Full Report
The Black Hat Briefings is arguably the most significant technical security conference in the world. It takes every year in Las Vegas and also includes a series of diverse technical training courses. For the sixth time this year SensePost will be presenting a series of courses from our ‘Hacking By Numbers’ range at the briefings. There are a number of courses catered for most levels of technical experience, starting with ‘Cadet Edition’ for novices and ending with ‘Combat’ for expert level hackers.
Analysis Summary
# Industry News: SensePost Deepens Training Portfolio at Black Hat 2007
## Summary
SensePost announced the return of its "Hacking By Numbers" training series for the sixth consecutive year at the prestigious Black Hat Briefings in Las Vegas, featuring significant content updates across its curriculum tailored for all experience levels. The courses emphasize current industry threats and incorporate free distribution and hands-on training for SensePost's proprietary security tools, reflecting an investment in practical application for attendees.
## Key Details
- **Date:** Published July 03, 2007 (Referring to the 2007 conference)
- **Companies Involved:** SensePost, Black Hat Briefings (Host/Venue)

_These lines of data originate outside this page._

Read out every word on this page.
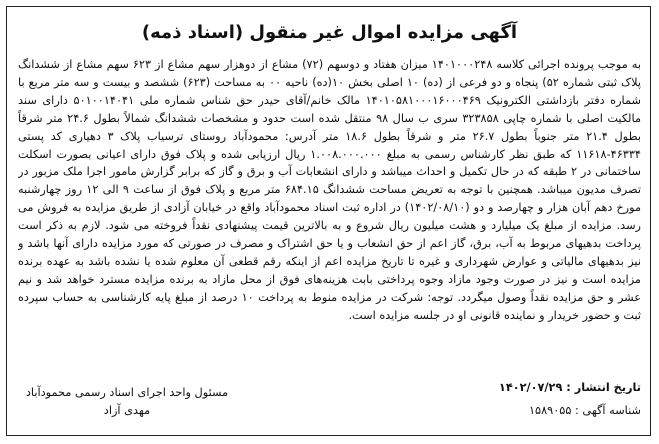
آگهی مزایده اموال غیر منقول (اسناد ذمه)
به موجب پرونده اجرائی کلاسه ۱۴۰۱۰۰۰۲۴۸ میزان هفتاد و دوسهم (۷۲) مشاع از دوهزار سهم مشاع از ۶۲۳ سهم مشاع از ششدانگ پلاک ثبتی شماره ۵۲) پنجاه و دو فرعی از (ده) ۱۰ اصلی بخش ۱۰(ده) ناحیه ۰۰ به مساحت (۶۲۳) ششصد و بیست و سه متر مربع با شماره دفتر بازداشتی الکترونیک ۱۴۰۱۰۵۸۱۰۰۰۱۶۰۰۰۴۶۹ مالک خانم/آقای حیدر حق شناس شماره ملی ۵۰۱۰۰۱۴۰۴۱ دارای سند مالکیت اصلی با شماره چاپی ۳۲۳۸۵۸ سری ب سال ۹۸ منتقل شده است حدود و مشخصات ششدانگ شمالاً بطول ۲۴.۶ متر شرقاً بطول ۲۱.۴ متر جنوباً بطول ۲۶.۷ متر و شرقاً بطول ۱۸.۶ متر آدرس: محمودآباد روستای ترسیاب پلاک ۳ دهیاری کد پستی ۴۶۳۳۴-۱۱۶۱۸ که طبق نظر کارشناس رسمی به مبلغ ۱.۰۰۸.۰۰۰.۰۰۰ ریال ارزیابی شده و پلاک فوق دارای اعیانی بصورت اسکلت ساختمانی در ۲ طبقه که در حال تکمیل و احداث میباشد و دارای انشعابات آب و برق و گاز که برابر گزارش مامور اجرا ملک مزبور در تصرف مدیون میباشد. همچنین با توجه به تعریض مساحت ششدانگ ۶۸۴.۱۵ متر مربع و پلاک فوق از ساعت ۹ الی ۱۲ روز چهارشنبه مورخ دهم آبان هزار و چهارصد و دو (۱۴۰۲/۰۸/۱۰) در اداره ثبت اسناد محمودآباد واقع در خیابان آزادی از طریق مزایده به فروش می رسد. مزایده از مبلغ یک میلیارد و هشت میلیون ریال شروع و به بالاترین قیمت پیشنهادی نقداً فروخته می شود. لازم به ذکر است پرداخت بدهیهای مربوط به آب، برق، گاز اعم از حق انشعاب و یا حق اشتراک و مصرف در صورتی که مورد مزایده دارای آنها باشد و نیز بدهیهای مالیاتی و عوارض شهرداری و غیره تا تاریخ مزایده اعم از اینکه رقم قطعی آن معلوم شده یا نشده باشد به عهده برنده مزایده است و نیز در صورت وجود مازاد وجوه پرداختی بابت هزینه‌های فوق از محل مازاد به برنده مزایده مسترد خواهد شد و نیم عشر و حق مزایده نقداً وصول میگردد. توجه: شرکت در مزایده منوط به پرداخت ۱۰ درصد از مبلغ پایه کارشناسی به حساب سپرده ثبت و حضور خریدار و نماینده قانونی او در جلسه مزایده است.
تاریخ انتشار : ۱۴۰۲/۰۷/۲۹
شناسه آگهی : ۱۵۸۹۰۵۵
مسئول واحد اجرای اسناد رسمی محمودآباد
مهدی آزاد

- **Category:** Product/Service Update (Training Content Refresh)
## The Story
SensePost is leveraging the high-profile platform of the Black Hat Briefings to deliver its technical training portfolio. The training, ranging from the novice "Cadet Edition" to expert-level "Combat," has been substantially updated to reflect the latest industry thinking and security challenges. Key enhancements include integrating the newest versions of tools like Wikto, Aura, and BidiBlah, and updating advanced courses (like Bootcamp) to cover current platforms such as Metasploit 3.0 and Nessus 3.0.6. A notable incentive is providing students with free versions of all SensePost tools they utilize during training.
## Business Impact
### For the Companies Involved
- **SensePost:** Reinforces its position as a leading provider of high-level, practical security training, driving expertise into the market and promoting its tool ecosystem. It acts as a major marketing vehicle for their services and proprietary software.
### For Competitors
- **Training Providers:** Sets a high bar for content relevance and tool integration. Competitors must ensure their own Black Hat offerings match the specificity and currency of SensePost's technical depth, particularly regarding proprietary tool usage.
### For Customers
- **Attendees:** Gain access to cutting-edge, practical knowledge on web application security (Ajax hacking, SQL truncation) and penetration testing methodologies, directly applicable to hardening their enterprise defenses. The inclusion of free tools lowers the barrier to continued practice post-conference.
### For the Market
- **Skill Development:** Highlights the market demand for highly specialized, timely training in the face of evolving threats, pushing the overall quality standard for security education upwards, particularly in the web application space.
## Technical Implications
The updates demonstrate a focus on cutting-edge exploitation techniques:
* **Combat Course:** Features new labs on **Ajax hacking** and **SQL truncation**, signaling these technologies (prevalent in Web 2.0 applications) are becoming critical attack surfaces requiring expert defense.
* **Bootcamp Course:** Explicitly incorporating **Metasploit 3.0** confirms the industry’s reliance on this framework for systematic vulnerability validation.
## Strategic Analysis
- **Market Positioning:** SensePost solidifies its prestige pedigree by consistently aligning its training with the most advanced topics discussed at the world's top technical conference.
- **Competitive Advantage:** The bundled offering of free, production-ready tools provides a tangible, immediate value proposition that goes beyond mere theoretical instruction.
- **Challenges:** Maintaining the currency of the content year-over-year requires significant R&D investment, which must be sustained to keep pace with rapidly changing security landscapes.
## Industry Reactions
- **Analyst Opinions:** Analysts likely view this as a benchmark offering. High-quality training at Black Hat is crucial for establishing thought leadership, and SensePost’s longevity in this space suggests strong market acceptance of their focused, hands-on methodology.
- **Market Response:** High demand is expected, especially for expert-level slots, given the explicit inclusion of updates for widely used penetration testing platforms.
## Future Outlook
- **Predictions and expectations:** Future SensePost offerings will likely expand deeper into newer application architectures (e.g., APIs, microservices, if the industry trend continues) and emerging attack vectors that replace the ones being covered now.
- **What to watch for:** Monitoring which other training providers begin bundling their proprietary tools for free to match SensePost’s value proposition.
## For Security Professionals
These courses offer practitioners a direct channel to skill-up on the latest exploitation techniques and defense practices against contemporary web application vulnerabilities, ensuring their knowledge doesn't lag behind threat actors. The opportunity to gain hands-on experience with SensePost’s proprietary tool suite is a significant professional asset.